CHARLOTTE, N.C. — Max Muhleman remembers the six-year campaign he orchestrated to help a former NFL player-turned-fast food executive named Jerry Richardson land an expansion team for the Carolinas. Through much of that time, beginning in the late-1980s, sports marketing consultant Muhleman guesstimated the going rate for a new team would be around $75 million.
Richardson needed some financial help to swing the deal, assuming he and Muhleman and bank executive Hugh McColl Jr., among others, could persuade the NFL to put a team in Charlotte. Muhleman told me Tuesday that Richardson devoted ample time to collecting investors — as much for their civic clout as their portfolios.

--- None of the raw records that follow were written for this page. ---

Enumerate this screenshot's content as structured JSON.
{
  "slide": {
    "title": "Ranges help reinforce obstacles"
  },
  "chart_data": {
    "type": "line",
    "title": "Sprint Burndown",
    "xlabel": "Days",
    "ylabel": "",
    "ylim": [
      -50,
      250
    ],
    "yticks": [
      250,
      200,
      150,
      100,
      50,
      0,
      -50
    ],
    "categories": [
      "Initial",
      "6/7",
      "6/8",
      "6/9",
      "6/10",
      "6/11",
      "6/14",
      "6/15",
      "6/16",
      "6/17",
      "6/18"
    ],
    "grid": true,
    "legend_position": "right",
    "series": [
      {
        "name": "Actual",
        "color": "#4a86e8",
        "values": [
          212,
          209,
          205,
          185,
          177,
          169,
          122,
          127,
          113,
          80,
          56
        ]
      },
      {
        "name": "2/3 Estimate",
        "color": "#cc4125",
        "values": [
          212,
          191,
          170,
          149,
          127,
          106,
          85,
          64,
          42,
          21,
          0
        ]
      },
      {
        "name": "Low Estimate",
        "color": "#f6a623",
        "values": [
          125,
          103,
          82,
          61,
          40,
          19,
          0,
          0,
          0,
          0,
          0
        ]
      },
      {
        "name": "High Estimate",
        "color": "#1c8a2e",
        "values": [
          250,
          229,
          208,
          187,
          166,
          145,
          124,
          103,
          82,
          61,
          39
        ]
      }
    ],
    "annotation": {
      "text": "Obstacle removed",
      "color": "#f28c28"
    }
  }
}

In 1993, the NFL awarded Richardson and Charlotte the expansion franchise that became the Carolina Panthers. And, as the process wound to a close that year with owners voting on expansion at a meeting in Chicago, the price of admission kept rising. It eventually reached $200 million after factoring in two years without a share of national TV revenue.
Richardson’s partnership included a slew of prominent families who had built businesses and reputations in and around Charlotte: the Belks, the Bowleses and Closes, the Harrises, the Levines and so on. Now, according to a report by sister publication SportsBusiness Journal, it appears those ties will soon be severed. Sources told SBJ this week that new Panthers owner David Tepper, whose $2.275 billion purchase of the NFL team closes next month, will opt against keeping any of Richardson’s minority investors. (The sale price was in line with franchise value estimates of $2.3 billion.)